Leaving the local struggle to lieutenants, Bruce hastened to Bishop Wishart in Glasgow. At Arickstone, in the upper end of Annandale, Barbour says, he was joined by James of Douglas, who had been staying with the Bishop of St. Andrews--a young man destined to play a great part in the history of Bruce. Bishop Wishart joyously received his visitor, cheerfully broke his sixth oath of fealty to Edward, pronounced absolution of Bruce for the murder of Comyn, and produced coronation robes and a royal banner. There was nothing half-hearted about the flexible prelate. Already the country was in eager expectation, and Bruce and the Bishop proceeded boldly to Scone.

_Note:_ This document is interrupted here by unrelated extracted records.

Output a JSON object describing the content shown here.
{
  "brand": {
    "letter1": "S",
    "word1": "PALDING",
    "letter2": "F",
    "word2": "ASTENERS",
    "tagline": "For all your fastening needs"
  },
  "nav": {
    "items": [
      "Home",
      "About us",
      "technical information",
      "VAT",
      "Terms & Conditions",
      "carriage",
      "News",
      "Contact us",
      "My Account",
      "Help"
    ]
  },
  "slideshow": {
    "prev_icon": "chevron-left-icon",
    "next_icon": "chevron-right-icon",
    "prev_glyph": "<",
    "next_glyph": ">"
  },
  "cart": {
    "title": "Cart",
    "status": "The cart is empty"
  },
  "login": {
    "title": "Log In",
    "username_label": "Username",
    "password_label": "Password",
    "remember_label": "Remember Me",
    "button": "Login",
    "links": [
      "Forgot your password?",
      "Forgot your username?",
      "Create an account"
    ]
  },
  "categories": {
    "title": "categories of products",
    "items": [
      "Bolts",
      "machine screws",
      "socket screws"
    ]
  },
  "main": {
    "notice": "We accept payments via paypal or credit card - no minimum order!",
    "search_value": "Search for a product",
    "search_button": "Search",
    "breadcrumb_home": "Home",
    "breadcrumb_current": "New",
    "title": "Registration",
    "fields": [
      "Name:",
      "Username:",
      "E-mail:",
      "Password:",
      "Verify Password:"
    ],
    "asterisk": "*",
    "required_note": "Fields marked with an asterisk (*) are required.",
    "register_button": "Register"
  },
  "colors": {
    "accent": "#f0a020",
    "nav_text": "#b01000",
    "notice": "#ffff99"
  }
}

On March 27, 1306, in the Chapel Royal of Scone, the immemorial scene of the inauguration of the Kings of the Scots, Robert Bruce was crowned King. The ceremony inevitably lacked certain of the traditional accessories that strangely influenced the popular mind. The venerable Stone of Destiny had been carried off by Edward ten years before. The crown--if crown there had been--was also gone; and the ancient royal robes--if such there had been--were no longer available. The prescient Bishop, however, had provided fresh robes, and a circlet of gold was made to do duty for a crown. Still, there was lacking an important functionary--the person whose office and privilege it was to place the crown on the head of the King. The proper official was the chief of the clan MacDuff; but Duncan, Earl of Fife, was in wardship in England, and again, as on the coronation of Balliol, arose the difficulty of finding an efficacious substitute. No substitute was forthcoming, and the coronation had to pass with maimed rites.
Two days later, however, this difficulty was dramatically solved. Isabella, Countess of Buchan, and sister of the Earl of Fife, had hastened south with an imposing retinue, and appeared to claim the honour and privilege of her house. A second coronation--not mentioned by the Scottish writers--was held on March 29. The wife of a Comyn, nearly related to the murdered Sir John, the Countess yet performed the mystic function. It would be an exceedingly interesting thing if one could now disentangle the extraordinary complication of ideas and influences involved in this remarkable ceremonial. The subsequent punishment of the Countess by Edward continued the romance of the occasion; and it may be added here that, on March 20, 1306-7, Edward, at the instance of his queen, pardoned one Geoffrey de Conyers for concealing the coronet of gold with which King Robert was crowned.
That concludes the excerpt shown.